The objective of this analysis is to answer three questions:
The Variation of SBT Burdens Across Industries
Is there a substantial and consistent difference in the relative SBT burdens of various industries, across different time periods and economic situations?
The Taxation of the Financial Industry
In particular, how does the Financial Industry compare with other Michigan industries in their SBT burden?
The SBT and Business Expansion
What peculiar facets of the SBT discourage or encourage business expansion in Michigan, and what does this suggest for retaining, modifying, or replacing the VAT concept for Michigan business taxation?

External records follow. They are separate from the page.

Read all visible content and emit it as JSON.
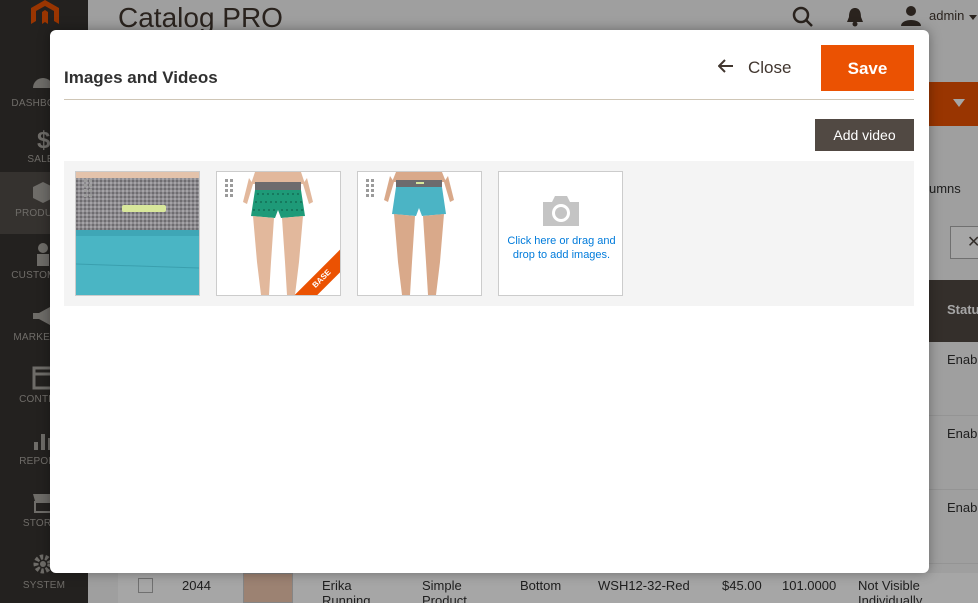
{
  "page": {
    "title": "Catalog PRO"
  },
  "header": {
    "user_name": "admin"
  },
  "sidebar": {
    "items": [
      {
        "label": "DASHBOARD",
        "icon": "dashboard-icon"
      },
      {
        "label": "SALES",
        "icon": "dollar-icon"
      },
      {
        "label": "PRODUCTS",
        "icon": "cube-icon"
      },
      {
        "label": "CUSTOMERS",
        "icon": "person-icon"
      },
      {
        "label": "MARKETING",
        "icon": "megaphone-icon"
      },
      {
        "label": "CONTENT",
        "icon": "layout-icon"
      },
      {
        "label": "REPORTS",
        "icon": "bar-chart-icon"
      },
      {
        "label": "STORES",
        "icon": "store-icon"
      },
      {
        "label": "SYSTEM",
        "icon": "gear-icon"
      }
    ]
  },
  "background": {
    "columns_label": "umns",
    "status_header": "Statu",
    "rows": [
      "Enab",
      "Enab",
      "Enab"
    ],
    "bottom_row": {
      "id": "2044",
      "name": "Erika Running",
      "type": "Simple Product",
      "attribute_set": "Bottom",
      "sku": "WSH12-32-Red",
      "price": "$45.00",
      "quantity": "101.0000",
      "visibility": "Not Visible Individually"
    }
  },
  "modal": {
    "title": "Images and Videos",
    "close_label": "Close",
    "save_label": "Save",
    "add_video_label": "Add video",
    "images": [
      {
        "alt": "shorts waistband detail",
        "role": ""
      },
      {
        "alt": "green shorts front",
        "role": "BASE"
      },
      {
        "alt": "blue shorts back",
        "role": ""
      }
    ],
    "upload_text": "Click here or drag and drop to add images."
  },
  "colors": {
    "accent": "#eb5202",
    "sidebar": "#373330",
    "dark_button": "#514943",
    "link": "#007bdb"
  }
}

The analysis produced the following findings:
The Single Business Tax
Comprehensiveness of the Single Business Tax System
The use of a single, comprehensiveness tax system has built-in advantages in the equality of treatment among industries. Multiple tax systems must overcome the built-in disadvantages of complexity and redundancy. The legislature's purpose in creating the Single Business Tax included greater equality of treatment. The recreation of multiple tax systems would work against this purpose.
Cyclicality of a VAT
The VAT-type SBT limits the cyclicality of revenue to the State government, but increases the cyclical pressures on taxpaying businesses. The benefits of better cyclical stability of tax revenue under a VAT must be discounted by the cost of increased cyclical instability for the taxpaying businesses and individuals.

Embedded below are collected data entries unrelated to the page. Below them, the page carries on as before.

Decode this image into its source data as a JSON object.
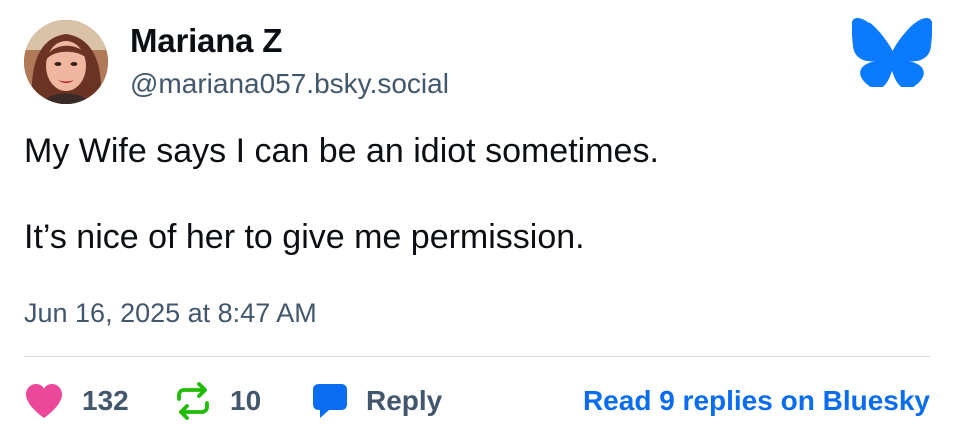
{
  "author": {
    "name": "Mariana Z",
    "handle": "@mariana057.bsky.social"
  },
  "post": {
    "lines": [
      "My Wife says I can be an idiot sometimes.",
      "It’s nice of her to give me permission."
    ],
    "timestamp": "Jun 16, 2025 at 8:47 AM"
  },
  "actions": {
    "likes": "132",
    "reposts": "10",
    "reply_label": "Reply",
    "read_more": "Read 9 replies on Bluesky"
  },
  "colors": {
    "like": "#ec4899",
    "repost": "#20bc07",
    "reply": "#0a6cf0",
    "link": "#0a6cf0",
    "muted": "#42576c",
    "bluesky": "#0a7aff"
  },
  "icons": {
    "avatar": "avatar",
    "logo": "bluesky-butterfly-icon",
    "like": "heart-icon",
    "repost": "repost-icon",
    "reply": "speech-bubble-icon"
  }
}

The SBT and Capital Expenditures
Because the depreciation deductions allowed in most profits tax systems understate the true cost of capital expenditures, consumption-type VAT's like the SBT are more favorable to capital expenditures than profits taxes. Because many of Michigan's major industries are capital-intensive, this more-neutral treatment of investment is a major advantage of the SBT over the profits tax systems in other states. The full expensing of capital investments under the SBT encourages businesses to invest in Michigan.
The 1985 Treasury Report
The government study of record on the SBT was authored by the Michigan Department of Treasury in 1985. The quantitative analysis in this study relies on the data gathered for the Treasury study, and critically reviews its methodology. The findings below summarize the limitations of the Treasury data, and the biased results introduced by the Treasury methodology.

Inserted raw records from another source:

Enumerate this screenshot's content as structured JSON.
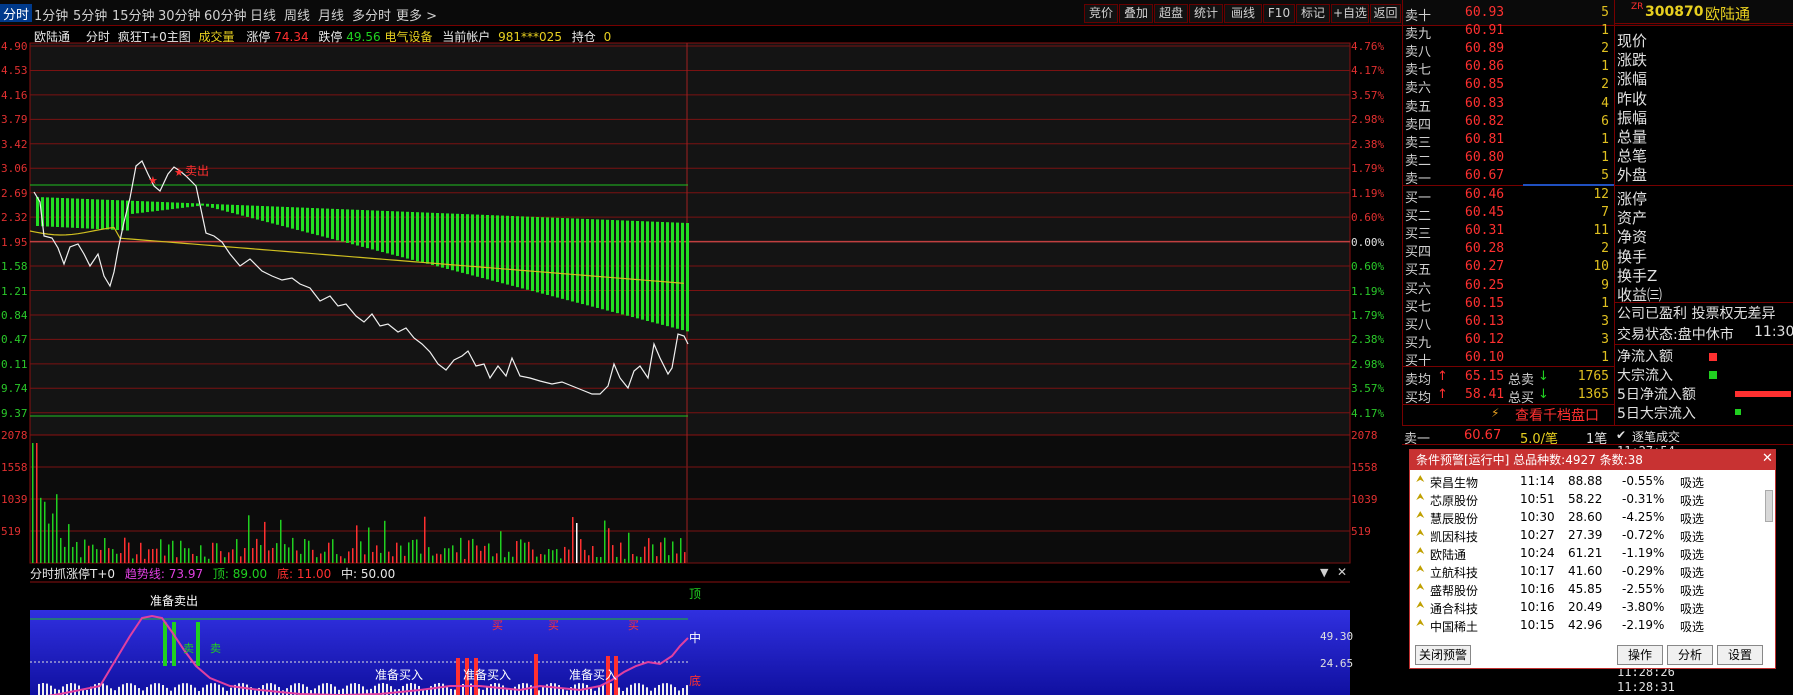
{
  "toolbar": {
    "periods": [
      "分时",
      "1分钟",
      "5分钟",
      "15分钟",
      "30分钟",
      "60分钟",
      "日线",
      "周线",
      "月线",
      "多分时",
      "更多 >"
    ],
    "right_buttons": [
      "竞价",
      "叠加",
      "超盘",
      "统计",
      "画线",
      "F10",
      "标记",
      "+自选",
      "返回"
    ]
  },
  "info_line": {
    "name": "欧陆通",
    "mode": "分时",
    "indicator": "疯狂T+0主图",
    "volume_label": "成交量",
    "limit_up_label": "涨停",
    "limit_up_value": "74.34",
    "limit_down_label": "跌停",
    "limit_down_value": "49.56",
    "sector": "电气设备",
    "account_label": "当前帐户",
    "account_value": "981***025",
    "position_label": "持仓",
    "position_value": "0"
  },
  "price_axis": {
    "left": [
      "4.90",
      "4.53",
      "4.16",
      "3.79",
      "3.42",
      "3.06",
      "2.69",
      "2.32",
      "1.95",
      "1.58",
      "1.21",
      "0.84",
      "0.47",
      "0.11",
      "9.74",
      "9.37"
    ],
    "right": [
      "4.76%",
      "4.17%",
      "3.57%",
      "2.98%",
      "2.38%",
      "1.79%",
      "1.19%",
      "0.60%",
      "0.00%",
      "0.60%",
      "1.19%",
      "1.79%",
      "2.38%",
      "2.98%",
      "3.57%",
      "4.17%"
    ]
  },
  "volume_axis": {
    "left": [
      "2078",
      "1558",
      "1039",
      "519"
    ],
    "right": [
      "2078",
      "1558",
      "1039",
      "519"
    ]
  },
  "chart_annotations": {
    "sell_out": "卖出"
  },
  "indicator2": {
    "title": "分时抓涨停T+0",
    "trend_label": "趋势线:",
    "trend_value": "73.97",
    "top_label": "顶:",
    "top_value": "89.00",
    "bottom_label": "底:",
    "bottom_value": "11.00",
    "mid_label": "中:",
    "mid_value": "50.00",
    "right_axis": [
      "49.30",
      "24.65"
    ],
    "tag_top": "顶",
    "tag_mid": "中",
    "tag_bottom": "底",
    "ready_sell": "准备卖出",
    "ready_buy": "准备买入",
    "buy": "买",
    "sell": "卖"
  },
  "order_book": {
    "asks": [
      {
        "label": "卖十",
        "price": "60.93",
        "vol": "5"
      },
      {
        "label": "卖九",
        "price": "60.91",
        "vol": "1"
      },
      {
        "label": "卖八",
        "price": "60.89",
        "vol": "2"
      },
      {
        "label": "卖七",
        "price": "60.86",
        "vol": "1"
      },
      {
        "label": "卖六",
        "price": "60.85",
        "vol": "2"
      },
      {
        "label": "卖五",
        "price": "60.83",
        "vol": "4"
      },
      {
        "label": "卖四",
        "price": "60.82",
        "vol": "6"
      },
      {
        "label": "卖三",
        "price": "60.81",
        "vol": "1"
      },
      {
        "label": "卖二",
        "price": "60.80",
        "vol": "1"
      },
      {
        "label": "卖一",
        "price": "60.67",
        "vol": "5"
      }
    ],
    "bids": [
      {
        "label": "买一",
        "price": "60.46",
        "vol": "12"
      },
      {
        "label": "买二",
        "price": "60.45",
        "vol": "7"
      },
      {
        "label": "买三",
        "price": "60.31",
        "vol": "11"
      },
      {
        "label": "买四",
        "price": "60.28",
        "vol": "2"
      },
      {
        "label": "买五",
        "price": "60.27",
        "vol": "10"
      },
      {
        "label": "买六",
        "price": "60.25",
        "vol": "9"
      },
      {
        "label": "买七",
        "price": "60.15",
        "vol": "1"
      },
      {
        "label": "买八",
        "price": "60.13",
        "vol": "3"
      },
      {
        "label": "买九",
        "price": "60.12",
        "vol": "3"
      },
      {
        "label": "买十",
        "price": "60.10",
        "vol": "1"
      }
    ],
    "avg_sell_label": "卖均",
    "avg_sell_price": "65.15",
    "total_sell_label": "总卖",
    "total_sell_vol": "1765",
    "avg_buy_label": "买均",
    "avg_buy_price": "58.41",
    "total_buy_label": "总买",
    "total_buy_vol": "1365",
    "thousand_link": "查看千档盘口",
    "last_label": "卖一",
    "last_price": "60.67",
    "last_per": "5.0/笔",
    "last_count": "1笔",
    "tick_label": "逐笔成交"
  },
  "quote": {
    "badge": "ZR",
    "code": "300870",
    "name": "欧陆通",
    "fields": [
      "现价",
      "涨跌",
      "涨幅",
      "昨收",
      "振幅",
      "总量",
      "总笔",
      "外盘",
      "涨停",
      "资产",
      "净资",
      "换手",
      "换手Z",
      "收益㈢"
    ],
    "company_line": "公司已盈利 投票权无差异",
    "status_label": "交易状态:盘中休市",
    "status_time": "11:30",
    "flows": [
      "净流入额",
      "大宗流入",
      "5日净流入额",
      "5日大宗流入"
    ]
  },
  "alert": {
    "title": "条件预警[运行中] 总品种数:4927 条数:38",
    "rows": [
      {
        "name": "荣昌生物",
        "time": "11:14",
        "price": "88.88",
        "pct": "-0.55%",
        "action": "吸选"
      },
      {
        "name": "芯原股份",
        "time": "10:51",
        "price": "58.22",
        "pct": "-0.31%",
        "action": "吸选"
      },
      {
        "name": "慧辰股份",
        "time": "10:30",
        "price": "28.60",
        "pct": "-4.25%",
        "action": "吸选"
      },
      {
        "name": "凯因科技",
        "time": "10:27",
        "price": "27.39",
        "pct": "-0.72%",
        "action": "吸选"
      },
      {
        "name": "欧陆通",
        "time": "10:24",
        "price": "61.21",
        "pct": "-1.19%",
        "action": "吸选"
      },
      {
        "name": "立航科技",
        "time": "10:17",
        "price": "41.60",
        "pct": "-0.29%",
        "action": "吸选"
      },
      {
        "name": "盛帮股份",
        "time": "10:16",
        "price": "45.85",
        "pct": "-2.55%",
        "action": "吸选"
      },
      {
        "name": "通合科技",
        "time": "10:16",
        "price": "20.49",
        "pct": "-3.80%",
        "action": "吸选"
      },
      {
        "name": "中国稀土",
        "time": "10:15",
        "price": "42.96",
        "pct": "-2.19%",
        "action": "吸选"
      }
    ],
    "close_btn": "关闭预警",
    "op_btn": "操作",
    "analyze_btn": "分析",
    "settings_btn": "设置"
  },
  "tick_times": [
    "11:27:54",
    "11:28:26",
    "11:28:31"
  ],
  "colors": {
    "up": "#ff3030",
    "down": "#20d020",
    "accent": "#003a8c",
    "panel": "#2020c8"
  }
}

1985 Treasury Report Data Limitations: Unusual Sample Year
The sample period of the Treasury study was a time of extreme economic contraction, which affected some Michigan industries more than others.
Insufficient Sample Period
The sample period of the Treasury study was very short, and does not indicate the behavior of various industries over the entire economic cycle.
The number and importance of economic changes occurring in the over-five-year time lapse between the sample period and the current date limit the predictive power of the data.
The groupings of industries into standard categories can hide differences between the industries. In the Financial Industry category, banks, insurance companies, and real estate companies are grouped together, even though substantial differences exist among the three in business operation. Conclusions about a group cannot be generalized to all its components without further analysis of disaggregated data.
Biased Results from the Use of an Incorrect Tax Base
The 1985 Treasury Report relied on an incorrect measure of the tax base, which ignored capital expenditures. Thus, their analysis systematically biased downward their calculated SBT burdens. The actual tax burdens of Michigan industries were higher than those stated in the Treasury study, particularly for those industries making large capital expenditures in the sample period.
Analysis of Single Business Tax Burdens on Michigan Industries
Using the proper methodology, which took into account capital expenditures in selecting a tax base, this analysis produced the following findings about the SBT burdens on Michigan industries.
Relative Tax Burdens
The SBT burden as a percentage of the Adjusted Tax Base varied considerably across industries during the sample period, ranging from 1.4% for Agriculture to 3.35% for Finance, Real Estate, and Insurance. The average tax burden ratio for all firms was 1.8%.
Comparison with Treasury Results
The tax burden ratios are higher and more varied than those reported in the Treasury study. To conclusively determine relative tax burdens, data from one complete economic cycle must be analyzed, using the proper methodology.
The SBT Burden Compared with Profits
The aggregate SBT liability of Michigan firms represented over 20% of their pretax profits in the sample period. The SBT clearly intensifies the cyclical pressures faced by Michigan businesses; this ratio probably drops sharply in good economic years.
Business and Personal Tax Burdens in Michigan
Both business and personal tax burdens in Michigan are significantly higher than the national average. US Census Bureau data show that Michigan's 1984-85 Corporate Taxation burden was the second highest in the nation, double the national average. Because both theory and experience show that high tax burdens discourage economic growth, the Legislature should lower the overall tax burdens in the State.
The "Fairness" of SBT Burdens on Michigan Industries
For a tax system to be equitable and efficient, it must levy a similar proportionate burden for firms of different size and in different industries over the entire economic cycle. During the sample period, the tax burden ratios varied significantly, indicating that there may be a bias against some industries in the SBT caused by unequal use of special credits and deductions.
The Tax Burden of the Financial Industry
During the sample period, the tax burden of the Financial industry was the highest of all industries. While data from a complete cycle are needed to conclusively establish relative burdens, there is no basis to conclude that the Financial industry escapes its share of the SBT burden.